We may be so brutally assaulted, much so that our entire existence is threatened… Or, in my case, I could be blindsided and insulted out of nowhere… And I know, maybe I’m taking this way out of proportion. I’m not speaking against Auntie Carol – God loves her just as much as He loves me, and Christ died and rose again for her, just as much as He died and rose again for me. But it’s because of the spirit behind her words, and those words that did come out, that I found cause to proclaim this Psalm, especially that last line, one I cry out: ‘Do not forsake the work of Your hands’.

Surely what the Lord has done for me transcends time and space, and surely it has infinitely superior weight, against the fleeting things we tell ourselves and others.

The Lord will fulfill his purpose for me; your steadfast love, O Lord, endures forever.
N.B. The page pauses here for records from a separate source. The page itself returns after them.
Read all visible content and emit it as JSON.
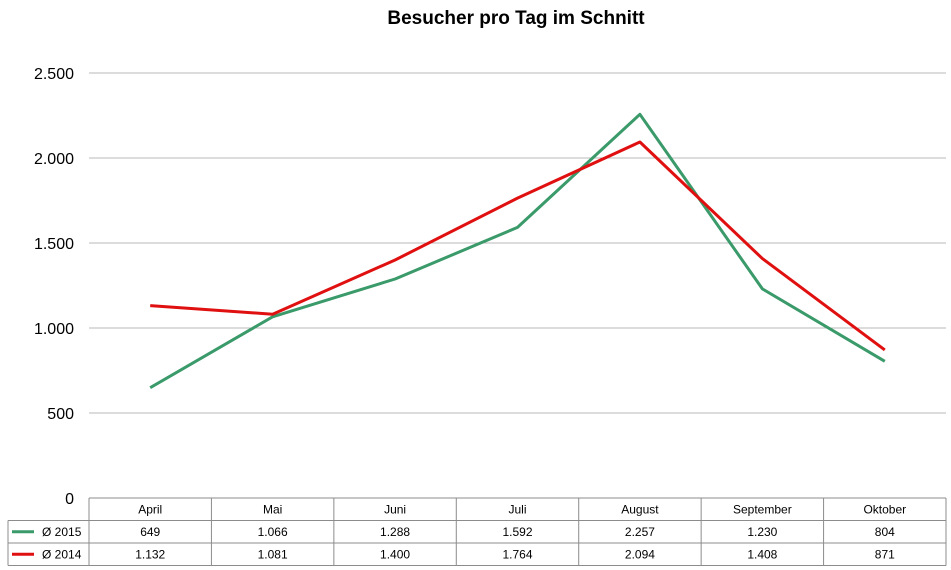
{
  "chart_data": {
    "type": "line",
    "title": "Besucher pro Tag im Schnitt",
    "categories": [
      "April",
      "Mai",
      "Juni",
      "Juli",
      "August",
      "September",
      "Oktober"
    ],
    "series": [
      {
        "name": "Ø 2015",
        "color": "#3a9a6a",
        "values": [
          649,
          1066,
          1288,
          1592,
          2257,
          1230,
          804
        ],
        "labels": [
          "649",
          "1.066",
          "1.288",
          "1.592",
          "2.257",
          "1.230",
          "804"
        ]
      },
      {
        "name": "Ø 2014",
        "color": "#e01010",
        "values": [
          1132,
          1081,
          1400,
          1764,
          2094,
          1408,
          871
        ],
        "labels": [
          "1.132",
          "1.081",
          "1.400",
          "1.764",
          "2.094",
          "1.408",
          "871"
        ]
      }
    ],
    "ylim": [
      0,
      2500
    ],
    "yticks": [
      0,
      500,
      1000,
      1500,
      2000,
      2500
    ],
    "ytick_labels": [
      "0",
      "500",
      "1.000",
      "1.500",
      "2.000",
      "2.500"
    ],
    "grid": true,
    "legend": "data-table"
  }
}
Another Psalm I read recently was Psalm 26, and it goes as follows:

Vindicate me, O Lord, for I have walked in my integrity,

and I have trusted in the Lord without wavering.

Prove me, O Lord, and try me; test my heart and my mind.

For your steadfast love is before my eyes, and I walk in your faithfulness.

I do not sit with men of falsehood, nor do I consort with hypocrites.

I hate the assembly of evildoers, and I will not sit with the wicked.

I wash my hands in innocence and go around your altar, O Lord,

proclaiming thanksgiving aloud, and telling all your wondrous deeds.

O Lord, I love the habitation of your house and the place where your glory dwells.

Do not sweep my soul away with sinners, nor my life with bloodthirsty men,

in whose hands are evil devices, and whose right hands are full of bribes.

But as for me, I shall walk in my integrity; redeem me, and be gracious to me.

My foot stands on level ground; in the great assembly I will bless the Lord.

I guess what I’m trying to say is this. We may be hurt over things that may be glossed over by a majority of other people, same as we’re joyous over what other people may find trivial. But I dare say that the God who does know what’s best for us, loves us so much that He is willing and able to listen to us, and to know what we think is important, even if His infinite wisdom has already declared what is of infinite value to us. I’m reminded to day that our God who is our Father – Well, in my book, He’s also our cool Uncle; You know, the one who sits down with his nephews and talks to them about their favorite cartoons, and sits on the floor with them to play with their toys.

How great, indeed, is our God – He gives everything up so we could have what’s best for us in His eternal mind, He hears what we think is important, according to our limited thinking; And with compassion that only He can have, He addresses all of it, through Christ, our Lord, and our Savior.

I’m going through all this, and I think to myself, much ado over being called my mother’s dog.

Then again, it’s the pain that I felt that drove me to remembering that my being is not according to what some random person says, but it’s all been re-created, established, and forever connected to my God; And now I say, God is for me, never against me, no matter what words are said against me – all because of Christ, who is not only my Savior, but also my Vindication.

Whenever you’re insulted, remember who God is and what He’s done, before you even start to think about what was said.

Sorry. I felt I had to let this all out of my head before I went any further.